Our sparkly cracker of a member Laurel Atwell was invited by the Public Art Fund to collaborate with Israeli-born sculptor Ohad Meromi and choreograph a performance piece for their spring benefit. We met Ohad and his family of conical wood sculptures in a massive former factory space in Long Island City, where there was enough room to be puffed upon jogging to reach the other side. Ohad, like Laurel, is interested in the intersections of visual and performance art, theater, spectacle and ritual. His structures are sturdy, demountable, and in their stark geometry appear markedly Constructivist/Dada-inspired. Ohad bought us blue rubber lined workman gloves to wear while handling them. A an eerie but somehow delightful Edward Burtynsky-style thing occurred whereby the walls of the factory space were painted blue and parts of each sculpture was painted blue here we were hauling large structures around and around...and around.
After we got used to the scale and weight of the sculptures, Ohad and Laurel had us experiment with pace and flow as we built scenes, landscapes and pockets of architecture before sweeping them into different positions, beginning again. Then we started creating different ways of holding them on our bodies and locomoting them/with them. From this strictly movement-based play grew a slew of mutants and fusions of robots and animals that we took turns to showcase across the space.

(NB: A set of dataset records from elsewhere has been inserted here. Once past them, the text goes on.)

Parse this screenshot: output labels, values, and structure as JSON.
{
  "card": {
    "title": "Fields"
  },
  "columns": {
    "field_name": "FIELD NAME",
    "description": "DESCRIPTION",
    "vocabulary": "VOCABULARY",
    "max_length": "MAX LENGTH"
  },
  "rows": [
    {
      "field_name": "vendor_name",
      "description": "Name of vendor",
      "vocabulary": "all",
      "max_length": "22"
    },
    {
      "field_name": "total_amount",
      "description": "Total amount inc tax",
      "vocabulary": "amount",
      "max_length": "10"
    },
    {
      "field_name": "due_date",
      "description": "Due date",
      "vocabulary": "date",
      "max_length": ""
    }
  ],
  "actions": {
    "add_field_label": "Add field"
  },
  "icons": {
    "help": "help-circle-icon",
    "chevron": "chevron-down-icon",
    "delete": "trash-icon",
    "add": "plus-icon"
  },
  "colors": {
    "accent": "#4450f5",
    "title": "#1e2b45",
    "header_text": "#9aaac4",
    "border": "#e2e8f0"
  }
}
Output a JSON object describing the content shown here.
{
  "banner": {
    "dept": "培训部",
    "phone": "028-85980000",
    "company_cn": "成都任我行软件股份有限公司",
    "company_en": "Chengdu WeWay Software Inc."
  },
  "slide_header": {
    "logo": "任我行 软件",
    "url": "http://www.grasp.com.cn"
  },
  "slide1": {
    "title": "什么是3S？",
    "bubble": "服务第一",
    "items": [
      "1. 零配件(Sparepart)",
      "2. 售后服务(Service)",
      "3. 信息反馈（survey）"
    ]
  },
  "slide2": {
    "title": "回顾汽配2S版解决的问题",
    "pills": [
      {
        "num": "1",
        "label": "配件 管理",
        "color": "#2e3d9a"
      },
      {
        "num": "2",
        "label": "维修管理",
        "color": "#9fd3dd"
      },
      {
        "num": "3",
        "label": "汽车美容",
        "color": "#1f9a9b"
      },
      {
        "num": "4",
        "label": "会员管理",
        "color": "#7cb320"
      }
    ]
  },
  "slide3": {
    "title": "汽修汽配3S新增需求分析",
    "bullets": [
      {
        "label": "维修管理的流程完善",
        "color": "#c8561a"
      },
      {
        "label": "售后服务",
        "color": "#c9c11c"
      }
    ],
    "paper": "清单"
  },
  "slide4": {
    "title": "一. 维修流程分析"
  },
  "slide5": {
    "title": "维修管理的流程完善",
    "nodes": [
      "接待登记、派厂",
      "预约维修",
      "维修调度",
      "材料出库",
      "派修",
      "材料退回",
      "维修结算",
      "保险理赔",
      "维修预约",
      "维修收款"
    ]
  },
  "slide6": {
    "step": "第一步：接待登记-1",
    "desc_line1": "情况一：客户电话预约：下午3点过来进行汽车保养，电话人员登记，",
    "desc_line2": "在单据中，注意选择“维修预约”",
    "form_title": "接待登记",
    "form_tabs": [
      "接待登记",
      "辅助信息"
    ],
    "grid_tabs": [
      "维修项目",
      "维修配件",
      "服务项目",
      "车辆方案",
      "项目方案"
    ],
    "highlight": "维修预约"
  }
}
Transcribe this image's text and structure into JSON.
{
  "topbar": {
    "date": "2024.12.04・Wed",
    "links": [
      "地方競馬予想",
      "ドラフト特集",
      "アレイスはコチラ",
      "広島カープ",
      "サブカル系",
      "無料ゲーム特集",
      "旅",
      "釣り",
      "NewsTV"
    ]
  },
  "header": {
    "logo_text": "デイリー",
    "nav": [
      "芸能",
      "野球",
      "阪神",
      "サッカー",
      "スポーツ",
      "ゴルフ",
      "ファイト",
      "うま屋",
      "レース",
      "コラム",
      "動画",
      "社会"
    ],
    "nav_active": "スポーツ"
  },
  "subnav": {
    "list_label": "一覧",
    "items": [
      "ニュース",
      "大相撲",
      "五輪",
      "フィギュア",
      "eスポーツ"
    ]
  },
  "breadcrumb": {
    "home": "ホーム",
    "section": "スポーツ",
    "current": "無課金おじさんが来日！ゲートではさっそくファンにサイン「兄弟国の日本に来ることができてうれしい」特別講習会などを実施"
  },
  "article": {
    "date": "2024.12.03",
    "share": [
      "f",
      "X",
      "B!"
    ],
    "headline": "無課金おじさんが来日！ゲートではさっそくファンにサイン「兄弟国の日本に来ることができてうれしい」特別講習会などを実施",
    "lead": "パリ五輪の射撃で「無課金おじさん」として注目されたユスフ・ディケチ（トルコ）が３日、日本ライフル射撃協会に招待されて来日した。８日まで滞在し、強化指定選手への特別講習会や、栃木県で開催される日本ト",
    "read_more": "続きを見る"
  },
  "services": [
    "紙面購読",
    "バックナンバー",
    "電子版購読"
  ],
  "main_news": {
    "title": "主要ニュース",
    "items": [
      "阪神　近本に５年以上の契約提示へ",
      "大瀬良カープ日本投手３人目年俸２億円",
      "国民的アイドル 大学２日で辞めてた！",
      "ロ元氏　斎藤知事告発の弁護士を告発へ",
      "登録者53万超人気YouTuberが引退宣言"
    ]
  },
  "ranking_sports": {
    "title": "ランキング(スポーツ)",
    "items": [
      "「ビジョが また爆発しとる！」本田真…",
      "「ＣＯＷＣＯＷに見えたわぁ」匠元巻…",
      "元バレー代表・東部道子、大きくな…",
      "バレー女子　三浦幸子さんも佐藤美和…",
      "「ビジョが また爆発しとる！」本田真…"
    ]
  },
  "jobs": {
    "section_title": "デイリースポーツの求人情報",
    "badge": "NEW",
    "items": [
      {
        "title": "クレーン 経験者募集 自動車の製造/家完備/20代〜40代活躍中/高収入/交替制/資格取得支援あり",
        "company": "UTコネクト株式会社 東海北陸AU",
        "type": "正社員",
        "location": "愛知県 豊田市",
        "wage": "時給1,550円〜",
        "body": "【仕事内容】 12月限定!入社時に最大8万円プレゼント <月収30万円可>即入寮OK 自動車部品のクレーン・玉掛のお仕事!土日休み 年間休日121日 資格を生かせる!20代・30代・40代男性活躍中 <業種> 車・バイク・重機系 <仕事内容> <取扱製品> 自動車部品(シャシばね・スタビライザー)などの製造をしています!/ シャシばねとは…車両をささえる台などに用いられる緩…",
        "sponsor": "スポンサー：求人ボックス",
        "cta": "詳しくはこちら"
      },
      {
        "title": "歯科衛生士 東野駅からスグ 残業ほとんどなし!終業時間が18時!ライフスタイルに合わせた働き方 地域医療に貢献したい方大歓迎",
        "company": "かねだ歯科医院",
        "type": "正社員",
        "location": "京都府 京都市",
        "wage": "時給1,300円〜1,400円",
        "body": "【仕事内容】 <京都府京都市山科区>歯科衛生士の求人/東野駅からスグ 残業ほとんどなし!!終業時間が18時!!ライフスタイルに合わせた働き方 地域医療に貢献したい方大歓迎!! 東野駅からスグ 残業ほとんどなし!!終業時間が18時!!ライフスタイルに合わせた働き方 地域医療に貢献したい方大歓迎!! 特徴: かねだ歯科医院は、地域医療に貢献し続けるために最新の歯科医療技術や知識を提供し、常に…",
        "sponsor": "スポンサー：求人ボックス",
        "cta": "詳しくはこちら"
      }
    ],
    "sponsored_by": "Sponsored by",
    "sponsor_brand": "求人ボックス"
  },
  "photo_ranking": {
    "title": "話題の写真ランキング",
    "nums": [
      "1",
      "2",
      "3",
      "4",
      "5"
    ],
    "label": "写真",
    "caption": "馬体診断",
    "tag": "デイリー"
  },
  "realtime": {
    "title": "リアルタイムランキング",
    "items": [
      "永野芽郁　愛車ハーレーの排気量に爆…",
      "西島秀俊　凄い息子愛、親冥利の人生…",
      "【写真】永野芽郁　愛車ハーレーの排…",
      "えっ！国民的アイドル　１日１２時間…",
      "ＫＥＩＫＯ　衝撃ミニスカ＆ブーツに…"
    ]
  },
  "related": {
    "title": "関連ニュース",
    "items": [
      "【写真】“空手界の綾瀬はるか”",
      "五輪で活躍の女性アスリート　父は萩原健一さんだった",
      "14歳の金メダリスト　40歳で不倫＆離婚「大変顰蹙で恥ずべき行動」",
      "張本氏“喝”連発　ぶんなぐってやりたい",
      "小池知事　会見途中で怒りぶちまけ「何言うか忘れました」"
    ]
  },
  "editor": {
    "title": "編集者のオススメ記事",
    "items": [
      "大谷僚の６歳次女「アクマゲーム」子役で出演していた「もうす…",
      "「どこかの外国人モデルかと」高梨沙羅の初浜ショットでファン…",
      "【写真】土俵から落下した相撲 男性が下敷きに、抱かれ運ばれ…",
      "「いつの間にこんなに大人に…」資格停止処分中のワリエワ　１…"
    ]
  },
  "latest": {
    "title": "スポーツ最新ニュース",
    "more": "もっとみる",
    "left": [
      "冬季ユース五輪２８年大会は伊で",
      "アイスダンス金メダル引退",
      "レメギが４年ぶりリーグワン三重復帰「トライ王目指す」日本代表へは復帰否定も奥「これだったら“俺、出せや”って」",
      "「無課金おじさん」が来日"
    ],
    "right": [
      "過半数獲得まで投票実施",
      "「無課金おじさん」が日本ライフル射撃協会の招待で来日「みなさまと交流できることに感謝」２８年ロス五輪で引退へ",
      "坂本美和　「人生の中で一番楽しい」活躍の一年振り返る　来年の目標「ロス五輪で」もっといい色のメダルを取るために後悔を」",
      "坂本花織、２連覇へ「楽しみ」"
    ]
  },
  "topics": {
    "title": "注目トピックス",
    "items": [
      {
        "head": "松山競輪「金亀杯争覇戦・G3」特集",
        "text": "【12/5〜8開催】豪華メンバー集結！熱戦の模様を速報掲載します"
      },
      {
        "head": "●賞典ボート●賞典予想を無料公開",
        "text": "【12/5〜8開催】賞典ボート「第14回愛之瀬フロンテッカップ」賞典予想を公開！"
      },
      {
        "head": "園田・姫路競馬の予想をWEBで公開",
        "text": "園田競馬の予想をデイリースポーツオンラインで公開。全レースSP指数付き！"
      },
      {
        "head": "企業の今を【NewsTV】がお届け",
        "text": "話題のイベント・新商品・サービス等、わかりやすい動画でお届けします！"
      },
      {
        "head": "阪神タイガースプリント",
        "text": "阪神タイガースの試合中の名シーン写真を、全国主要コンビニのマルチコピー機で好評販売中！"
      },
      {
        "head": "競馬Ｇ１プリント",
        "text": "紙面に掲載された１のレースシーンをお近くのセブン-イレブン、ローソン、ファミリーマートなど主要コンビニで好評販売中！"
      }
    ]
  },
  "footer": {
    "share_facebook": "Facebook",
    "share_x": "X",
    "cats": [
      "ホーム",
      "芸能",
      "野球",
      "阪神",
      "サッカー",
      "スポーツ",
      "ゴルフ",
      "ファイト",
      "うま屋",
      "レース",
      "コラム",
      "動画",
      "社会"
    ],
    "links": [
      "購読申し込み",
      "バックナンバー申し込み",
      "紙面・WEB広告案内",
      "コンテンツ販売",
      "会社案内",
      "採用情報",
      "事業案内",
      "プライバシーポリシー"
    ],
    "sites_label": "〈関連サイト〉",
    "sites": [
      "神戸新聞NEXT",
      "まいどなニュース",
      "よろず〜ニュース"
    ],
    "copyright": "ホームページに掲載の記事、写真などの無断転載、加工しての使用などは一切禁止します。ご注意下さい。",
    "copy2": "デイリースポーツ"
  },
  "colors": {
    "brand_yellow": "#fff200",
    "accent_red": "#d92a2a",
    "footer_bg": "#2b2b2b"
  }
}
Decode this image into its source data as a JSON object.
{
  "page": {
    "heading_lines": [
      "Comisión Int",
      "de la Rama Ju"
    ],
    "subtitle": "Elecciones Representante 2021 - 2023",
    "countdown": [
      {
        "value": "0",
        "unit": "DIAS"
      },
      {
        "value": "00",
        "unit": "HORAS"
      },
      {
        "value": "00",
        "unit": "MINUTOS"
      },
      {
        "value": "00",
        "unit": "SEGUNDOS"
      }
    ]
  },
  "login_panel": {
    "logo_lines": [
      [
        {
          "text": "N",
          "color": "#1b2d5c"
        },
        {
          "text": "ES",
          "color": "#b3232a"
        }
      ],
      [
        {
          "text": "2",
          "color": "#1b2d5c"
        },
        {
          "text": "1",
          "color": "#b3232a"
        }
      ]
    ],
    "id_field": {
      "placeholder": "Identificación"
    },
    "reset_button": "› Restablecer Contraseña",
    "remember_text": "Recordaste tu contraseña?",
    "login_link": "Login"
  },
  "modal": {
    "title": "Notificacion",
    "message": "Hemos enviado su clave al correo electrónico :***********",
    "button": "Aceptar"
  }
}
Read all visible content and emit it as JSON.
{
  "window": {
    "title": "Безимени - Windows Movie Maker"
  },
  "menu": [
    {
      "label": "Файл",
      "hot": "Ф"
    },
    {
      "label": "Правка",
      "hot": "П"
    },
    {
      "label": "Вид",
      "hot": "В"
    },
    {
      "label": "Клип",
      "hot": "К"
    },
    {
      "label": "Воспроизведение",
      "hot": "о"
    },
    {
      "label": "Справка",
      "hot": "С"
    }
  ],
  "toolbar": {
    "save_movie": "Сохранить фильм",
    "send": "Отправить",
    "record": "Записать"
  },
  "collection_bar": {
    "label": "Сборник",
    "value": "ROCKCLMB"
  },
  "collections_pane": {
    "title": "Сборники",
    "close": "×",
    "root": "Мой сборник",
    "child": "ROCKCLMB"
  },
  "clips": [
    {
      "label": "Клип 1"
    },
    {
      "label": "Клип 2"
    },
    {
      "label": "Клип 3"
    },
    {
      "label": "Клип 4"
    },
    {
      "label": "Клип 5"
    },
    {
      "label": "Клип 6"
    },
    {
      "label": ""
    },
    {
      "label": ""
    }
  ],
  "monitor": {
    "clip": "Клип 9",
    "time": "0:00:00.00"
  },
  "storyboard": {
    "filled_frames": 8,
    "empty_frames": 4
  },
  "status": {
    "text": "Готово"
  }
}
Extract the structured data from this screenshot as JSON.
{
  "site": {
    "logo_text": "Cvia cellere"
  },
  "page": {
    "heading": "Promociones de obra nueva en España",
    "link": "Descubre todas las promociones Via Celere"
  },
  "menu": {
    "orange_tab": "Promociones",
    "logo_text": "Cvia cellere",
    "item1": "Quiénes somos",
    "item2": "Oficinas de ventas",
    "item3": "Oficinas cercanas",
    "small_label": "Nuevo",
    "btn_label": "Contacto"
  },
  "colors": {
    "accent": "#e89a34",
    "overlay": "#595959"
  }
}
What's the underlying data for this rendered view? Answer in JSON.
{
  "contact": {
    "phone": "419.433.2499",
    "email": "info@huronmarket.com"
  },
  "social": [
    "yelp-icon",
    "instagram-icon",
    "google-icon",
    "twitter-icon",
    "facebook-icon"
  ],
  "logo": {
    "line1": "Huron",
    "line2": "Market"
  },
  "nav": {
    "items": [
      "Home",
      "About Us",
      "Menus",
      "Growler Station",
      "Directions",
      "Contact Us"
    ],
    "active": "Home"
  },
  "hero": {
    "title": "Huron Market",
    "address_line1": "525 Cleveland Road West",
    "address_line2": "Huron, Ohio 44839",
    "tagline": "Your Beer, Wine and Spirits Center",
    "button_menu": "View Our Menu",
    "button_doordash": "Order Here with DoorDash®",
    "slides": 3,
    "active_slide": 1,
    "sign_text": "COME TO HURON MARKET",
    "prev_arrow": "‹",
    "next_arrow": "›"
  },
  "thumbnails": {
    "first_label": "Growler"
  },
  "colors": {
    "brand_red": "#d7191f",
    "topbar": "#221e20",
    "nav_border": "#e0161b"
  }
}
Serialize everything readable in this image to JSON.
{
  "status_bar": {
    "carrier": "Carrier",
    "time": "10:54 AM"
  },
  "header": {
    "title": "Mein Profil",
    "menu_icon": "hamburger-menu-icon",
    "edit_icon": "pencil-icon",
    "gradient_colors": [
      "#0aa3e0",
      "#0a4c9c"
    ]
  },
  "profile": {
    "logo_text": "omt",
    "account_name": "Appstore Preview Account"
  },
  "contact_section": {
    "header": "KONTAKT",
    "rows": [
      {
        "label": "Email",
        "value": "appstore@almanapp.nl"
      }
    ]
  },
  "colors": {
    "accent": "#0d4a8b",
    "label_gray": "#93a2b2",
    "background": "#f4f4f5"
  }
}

Our result was a score that was highly structured but from which arose an eclectic mix of abstract form, flashes of exaggerated caricature and architectural relationships.
While we knew our rehearsal space would be nothing like our performance space there was only so much we could do to prepare for the chaos of bright lights and throngs of gala goers standing right where we might have set a sculpture down or spun one on it's head. Navigating the plates of tiny ceviché and the forest of tottering Louboutins added yet more unexpected facets to the piece, that (I do hope!) we took in our stride.
I felt honored to work with Ohad who never finds the trouble in being serious and playful at once and of course I'm so proud of Laurel, living up to her own high expectations at every moment. HOLY WOW.